Project Overview
Understanding BEAM's architecture and workflow will help you use it effectively.
Architecture Overview
BEAM is a framework designed to optimize communication efficiency in multi-agent LLM systems while maintaining output quality under incomplete information. It addresses the challenge of high inference costs in multi-agent architectures by learning which agent connections and communications are essential using Bayesian optimization techniques. BEAM consists of three main components:
How It Works:
┌─────────────────────────────────────────────────────────────────────┐
│ Multi-Agent System │
│ │
│ ┌─────────┐ ┌─────────┐ ┌─────────┐ ┌──────────┐ │
│ │ Agent 1 │───▶│ Agent 2 │───▶│ Agent 3 │───▶│ Decision │ │
│ └─────────┘ └─────────┘ └─────────┘ └──────────┘ │
│ │ │ │ │
│ └──────────────┴──────────────┘ │
│ │ │
│ BEAM Optimization │
│ (Bayesian Edge Learning) │
│ ▼ │
│ ┌─────────┐ ┌─────────┐ ┌──────────┐ │
│ │ Agent 1 │─────────────▶│ Agent 3 │───▶│ Decision │ │
│ └─────────┘ └─────────┘ └──────────┘ │
│ │
│ * Fewer tokens consumed * Maintained accuracy │
│ * Reduced latency * Lower inference cost │
└─────────────────────────────────────────────────────────────────────┘
Key Features:
| Feature | Description |
|---|---|
| Three Optimization Strategies | Unsupervised learning |
| Extensible Prompt Management | Domain-specific prompt templates with registry |
| Framework Integration | Lightweight utilities for popular frameworks |
| Flexible Agent Design | Support custom functions or LLM-based agents |
| Graph-based Architecture | Spatial and temporal agent connections |
Directory Structure
BEAM organizes files in the following structure:
Project Directory
BEAM/
├── beam/
│ ├── __init__.py # Package exports
│ ├── core/
│ │ ├── config.py # BEAMConfig, OptimizationConfig, AgentConfig
│ │ ├── graph.py # AgentGraph - manages agent connections
│ │ ├── node.py # AgentNode - base agent class
│ │ ├── llm.py # BaseLLM, LLMRegistry
│ │ └── optimizer.py # TokenOptimizer - training orchestration
│ ├── strategies/
│ │ ├── prune.py # AgentPrune strategy
│ │ ├── dropout.py # AgentDropout strategy
│ │ └── bayesian.py # AgentBayesian strategy
│ ├── prompts/
│ │ ├── template.py # PromptTemplate, PromptSet
│ │ └── registry.py # PromptRegistry
│ ├── integrations/
│ │ ├── langchain.py # LangChain utilities
│ │ └── langgraph.py # LangGraph utilities
│ └── examples/
│ ├── basic_usage.py
│ └── prompts_example.py
├── pyproject.toml # Package configuration
├── README.md
└── requirements.txt
Workflow Summary
The BEAM framework follows a structured process to transform high-level objectives into optimized agent execution. The typical workflow consists of four stages:
Stage 1: Initialization & Configuration 1. Configure Settings: Define parameters in BEAMConfig, including API keys, model hyperparameters, and execution constraints.
-
Register LLMs: Use the LLMRegistry to register and load the underlying large language models (e.g., GPT-4, Claude, or local models).
-
Prepare Prompts: Set up task-specific instruction templates within the PromptRegistry for dynamic retrieval.

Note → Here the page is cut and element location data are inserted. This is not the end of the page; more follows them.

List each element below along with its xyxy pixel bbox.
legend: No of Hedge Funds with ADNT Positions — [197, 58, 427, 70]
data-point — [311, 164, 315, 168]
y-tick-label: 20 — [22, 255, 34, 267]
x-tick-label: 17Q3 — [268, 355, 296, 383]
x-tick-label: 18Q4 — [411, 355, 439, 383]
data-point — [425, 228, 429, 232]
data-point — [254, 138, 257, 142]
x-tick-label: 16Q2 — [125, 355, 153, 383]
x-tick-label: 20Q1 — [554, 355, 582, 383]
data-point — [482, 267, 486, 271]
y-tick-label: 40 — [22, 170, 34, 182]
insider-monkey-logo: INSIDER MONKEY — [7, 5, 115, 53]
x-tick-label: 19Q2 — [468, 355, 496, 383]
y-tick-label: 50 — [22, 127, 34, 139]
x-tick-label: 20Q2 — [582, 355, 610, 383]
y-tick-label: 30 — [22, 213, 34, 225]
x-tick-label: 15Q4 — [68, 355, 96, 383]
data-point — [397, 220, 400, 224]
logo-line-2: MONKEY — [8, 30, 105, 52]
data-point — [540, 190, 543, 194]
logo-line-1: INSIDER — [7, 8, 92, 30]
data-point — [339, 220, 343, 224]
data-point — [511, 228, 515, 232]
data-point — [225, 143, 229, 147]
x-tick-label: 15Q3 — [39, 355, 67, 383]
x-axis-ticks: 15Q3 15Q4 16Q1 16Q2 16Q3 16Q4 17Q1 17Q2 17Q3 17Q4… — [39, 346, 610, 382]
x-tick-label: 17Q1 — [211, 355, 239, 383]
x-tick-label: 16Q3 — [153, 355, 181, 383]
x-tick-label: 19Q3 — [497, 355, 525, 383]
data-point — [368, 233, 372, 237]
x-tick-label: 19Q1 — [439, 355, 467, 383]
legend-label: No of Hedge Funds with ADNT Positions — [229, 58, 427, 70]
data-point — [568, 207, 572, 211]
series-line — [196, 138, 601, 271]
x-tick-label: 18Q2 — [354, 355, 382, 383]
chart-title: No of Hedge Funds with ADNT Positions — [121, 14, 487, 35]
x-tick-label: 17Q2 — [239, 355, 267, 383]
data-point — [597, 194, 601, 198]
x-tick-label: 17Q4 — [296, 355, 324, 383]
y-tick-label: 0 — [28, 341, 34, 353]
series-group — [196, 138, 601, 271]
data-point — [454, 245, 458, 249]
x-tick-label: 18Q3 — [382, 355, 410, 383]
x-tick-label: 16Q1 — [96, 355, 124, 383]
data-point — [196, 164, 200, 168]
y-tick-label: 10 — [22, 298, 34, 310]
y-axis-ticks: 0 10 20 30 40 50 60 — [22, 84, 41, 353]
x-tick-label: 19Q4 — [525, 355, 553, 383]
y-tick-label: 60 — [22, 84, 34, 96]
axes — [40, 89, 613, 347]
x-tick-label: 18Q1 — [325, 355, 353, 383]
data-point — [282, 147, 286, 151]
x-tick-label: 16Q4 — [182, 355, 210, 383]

Stage 2: Architecture Construction
- Define Nodes: Create multiple AgentNode instances, assigning specific functional roles and attributes to each.
- Build the Graph: Utilize AgentGraph to establish logical connections (Directed Acyclic Graphs) between agents.
- Initialize Optimizer: Set up the TokenOptimizer engine to oversee the orchestration and efficiency of the graph.
Stage 3: Optimization & Execution
- Run Orchestration: Execute optimizer.py to manage the task flow across the agent network.
- Apply Strategies: Implement Prune or Dropout strategies to dynamically trim redundant paths or nodes.
- Token Allocation: Real-time adjustment of token distribution based on feedback to achieve the highest performance-to-cost ratio.
Stage 4: Output & Evaluation
-
Generate Results: Retrieve the final output generated through the optimized execution path.
-
Analyze Metrics: Review token consumption reports and perform a cost-benefit analysis.
-
Validate Robustness: Use provided scripts in the examples/ directory to verify the reliability and stability of the agent collaboration.